I have said a good deal about facial expressions, but should like to add a word on facial ornament. Female make-up looked restrained to me, though I must admit that thelighting in some of the places I visited was not good. A more sinister note was struck by the plethora of beards (I mean, of course, beards on male faces) that I saw, but I recognise that beards are an open question. These may well have been student beards, which are in a class by themselves; alternatively, they may have been inspired by student beards, or `rather under- graduate beards, and this would fit in with other impressions I gained. The undergraduate still retains a very potent and widespread influence on 'sartorial and quasi-sartorial matters, like beards. A social history of, for instance, the duffel-coat (which I saw encasing many of those entering and leaving the clubs) would, I think, illustrate this. It would be unnecessary to look for undergraduate example as formative of general jazz-club demeanour. This, in conversation at any rate, or in the various queues, was sober in all senses and consistently polite. I looked in vain for the built-in sneer, listened in vain for the loud hectoring laugh, which distinguish the corner-boy. And I might add here that the canoodling I saw going on in the smaller and dimmer-lit places was sporadic, mild; a product more of dance-fatigue than of amouresness.

No, there is no doubt about it. The music is the thing. Even the dancers claimed this; they bought records of the bands they danced to; they would not go anywhere, however ideal the dancing conditions, where the music was below standard. This is probably less rigorous than it sounds. Enthusiasm, as I said earlier, was often uncritical. A closing tutti notable merely for volume, a lamentably oily alto saxophone, a cornet apparently able only to play the key-note, a truly dreadful 'skiffle and blues' session presenting a sort of cockney Georgia, all evoked the kind of response associated with Melba's farewell.

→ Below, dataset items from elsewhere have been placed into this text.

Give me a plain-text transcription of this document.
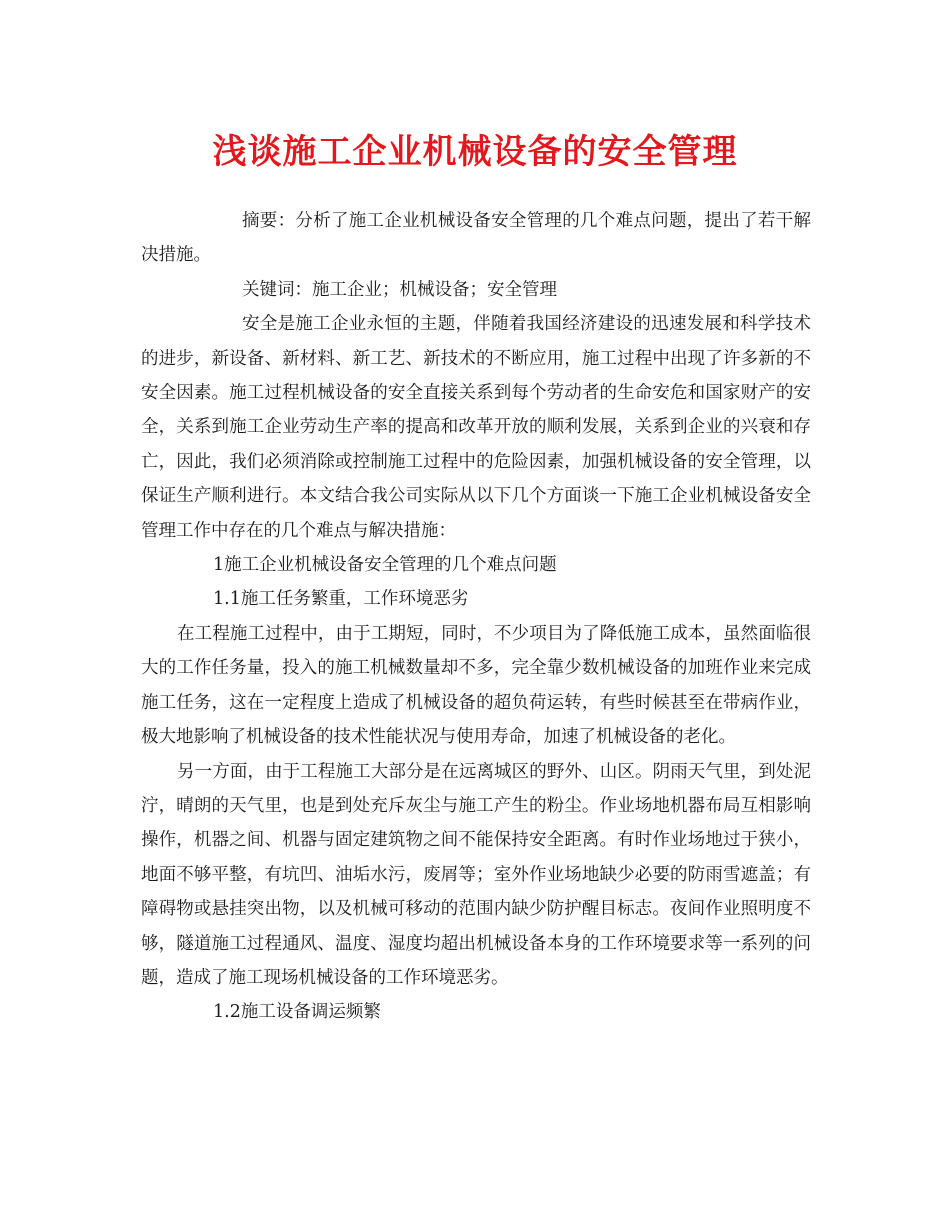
浅谈施工企业机械设备的安全管理

摘要：分析了施工企业机械设备安全管理的几个难点问题，提出了若干解决措施。

关键词：施工企业；机械设备；安全管理

安全是施工企业永恒的主题，伴随着我国经济建设的迅速发展和科学技术的进步，新设备、新材料、新工艺、新技术的不断应用，施工过程中出现了许多新的不安全因素。施工过程机械设备的安全直接关系到每个劳动者的生命安危和国家财产的安全，关系到施工企业劳动生产率的提高和改革开放的顺利发展，关系到企业的兴衰和存亡，因此，我们必须消除或控制施工过程中的危险因素，加强机械设备的安全管理，以保证生产顺利进行。本文结合我公司实际从以下几个方面谈一下施工企业机械设备安全管理工作中存在的几个难点与解决措施：

1施工企业机械设备安全管理的几个难点问题

1.1施工任务繁重，工作环境恶劣

在工程施工过程中，由于工期短，同时，不少项目为了降低施工成本，虽然面临很大的工作任务量，投入的施工机械数量却不多，完全靠少数机械设备的加班作业来完成施工任务，这在一定程度上造成了机械设备的超负荷运转，有些时候甚至在带病作业，极大地影响了机械设备的技术性能状况与使用寿命，加速了机械设备的老化。

另一方面，由于工程施工大部分是在远离城区的野外、山区。阴雨天气里，到处泥泞，晴朗的天气里，也是到处充斥灰尘与施工产生的粉尘。作业场地机器布局互相影响操作，机器之间、机器与固定建筑物之间不能保持安全距离。有时作业场地过于狭小，地面不够平整，有坑凹、油垢水污，废屑等；室外作业场地缺少必要的防雨雪遮盖；有障碍物或悬挂突出物，以及机械可移动的范围内缺少防护醒目标志。夜间作业照明度不够，隧道施工过程通风、温度、湿度均超出机械设备本身的工作环境要求等一系列的问题，造成了施工现场机械设备的工作环境恶劣。

1.2施工设备调运频繁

But, you know, I don't think it matters much. Those for whom Humph or Ken or Cy can never turn in a lousy solo probably do not much outnumber those for whom old you-know-who could never turn out a lousy novel or poem. And, if anybody is interested, there are several magazines, in particular the admirable Jazz Monthly, which point to the existence of a fairly contentious discrimination somewhere or other. And, without saying what it is more important than, I will say that enjoyment is important. This is a truth readily acknowledged in a context of literature or serious music, but liable to be overlooked when the field shifts to jazz, especially to its public performance. Those who are unwilling to turn their eyes in this direction, or to admit that jazz could ever play a worthy part in people's lives, are likely to be suffering from the discovery that culture is no longer the exclusive club it used to be such fun to belong to.

They come to listen to the music. They stand for hours in conditions of acute discomfort in a smallish room with blank walls, or in a big room where one might well prefer the walls to be blank, decorated as these are with murals that, under a patina of cigarette-smoke, recall those landscape targets the Army used to use for weapon-training. And they enjoy it. I enjoyed it too, of course, but it was rather like watching three rugger internationals in succession. Too old, I mumbled to myself as I staggered up the steps; too out of condition, too fond of comfort. I feel a rather shameful sense of relief now when I lower my back into my armchair, having arranged a good fat cylinder of shellac on my auto-change radiogram, the controls of which permit the lowering as well as the raising of volume. The needle swings into the first groove. It is Humph again, blowing as well as ever, but sounding somehow less immediate. One of these days I must help myself to a medical check-up, a camp-stool and a bottle of benzedrine, and go down those stairs again.